Shown here is EMA update step values of 100, 120, and 140, for training Juggernaut on my "anime" style dataset, all with epochs=50
In other words, the higher the value, the greater the damping effect on the training.
EMA best utilization at small batch?
A theory I have not proven yet; Perhaps EMA gives you the greatest quality benefit at small batch sizes. Theoretical points for this:
I read once someone claiming that small batch gives you the most variety of detail in your model
Similarly, When you are doing rough, large-scale model training, large batch sizes may keep things from going off the rails. But if you arent.... maybe they are less great.
EMA smooths out changes. But so does large batch size, in a way. So double smoothing may lose detail.
Update: it is actually proven: https://arxiv.org/abs/2307.13813
TL;DR: increasing batch size requires scaling EMA adjustments up.
Orrrr... halving ema update step when you double batch size, perhaps.
Potential workflow
Summary of potential workflow:
Pick some fixead set of values for optimizer, LR, EMA, and EPOCH. It doesnt matter what, exactly; whatever makes you happy to start with.
Do a bunch of runs to make sure your dataset is as good as you want it. Remove stuff with bad influences
Now change ONLY Learning Rate, to see what you think is the "best" value. Fix on your new value for it.
Now change ONLY EMA value, to see what you think is best value. Fix on your new value for it.
Figure out what your best epoch value is.
Now maybe do a whole bunch of runs on your "final" model, figure out you screwedup somewhere, and start again back at step 3 with your new test prompts.... or potentially step 2, when you need to drastically alter your dataset.
To prove the point of #6, I went back to my larger dataset to give it a try, but with 3x the EMA value, since it is 3x as large. I also tried it with "full tagging" instead of just 1girl,anime for everything.
For some reason, the results are now superior, whereas earlier on in my journey, I found the smaller, simpler tagged set to give better results
Smaller dataset on left, larger full tag on right.
Do note that while the above used the same random seed, I had to customize the cfg and step count for each model to get the best result for each.
Additional Conclusions
If I have any takeaways from this incomplete process, it would be that, for doing finetunes at least, I wish I had a farm of smaller cards, instead of one fast one. So much of this seems like "throw a whole bunch of stuff on the wall and see what sticks".
It would be very nice to have a 4x "NVIDIA Quadro RTX A5000" system, for example.

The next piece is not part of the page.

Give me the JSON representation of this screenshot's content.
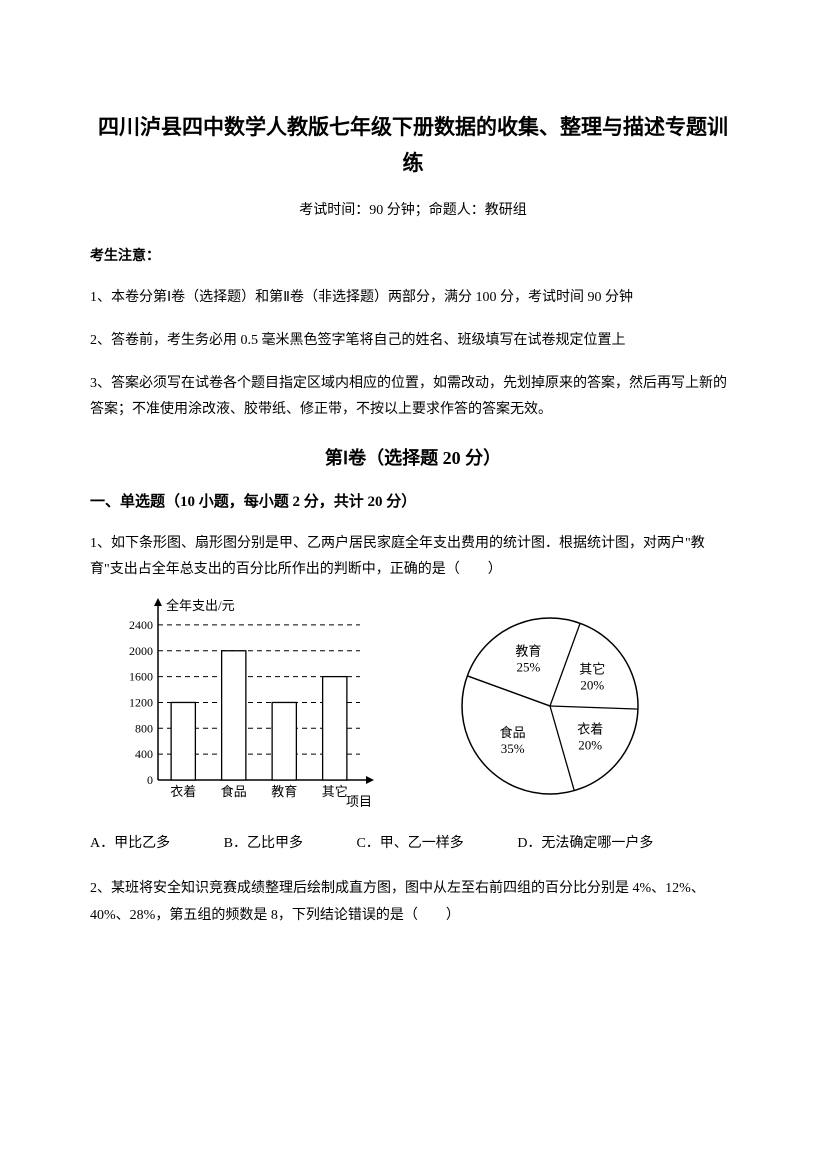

Or perhaps just a small 4-machine 3090 (or 3080) cluster.' Probably similar purchase cost, but the 4x quadro would cost less electricity to run.
Epilogue
I released the model!
https://civitai.com/models/753912
After comparing EMA step100 vs 85, 120, and 140., for 50 epochs, I noticed that if I had longer EMA step, I needed to also have more epochs.
So I said the heck with it, "what happens if I just run 100 at 100?"
and I liked the results.
Warning: the training samples actually looked WORSE at epoch 100, than my epoch50 samples generated by OneTrainer. But I liked the actual model results better.
This may have been largely due to the training sampler running at CFG=7 instead of 5, but... also, there's something a little odd about the OneTrainer sampler system and SDXL. So, when you get close to your desired result, I would recommend only judging based on fully generated models after that point.
XLsd info moved
I have finally moved my XLsd info to its own article:
https://civitai.com/articles/8690
The Elbow
No, this is not about "finding the elbow of the curve". This is about avoiding deformities and other unexpected surprises.
In multiple training runs, I kept getting this in the outputs:
I think this was all due to ONE IMAGE in 130,000, that had a confusing elbow crop in it:
From that one image, the model somehow fixated on "right arms dont have hands and thats normal". All that goes to show:
Be super picky about your input data!
Less than .001% being bad, can still drastically screw up your images, if it is bad in the "right" way.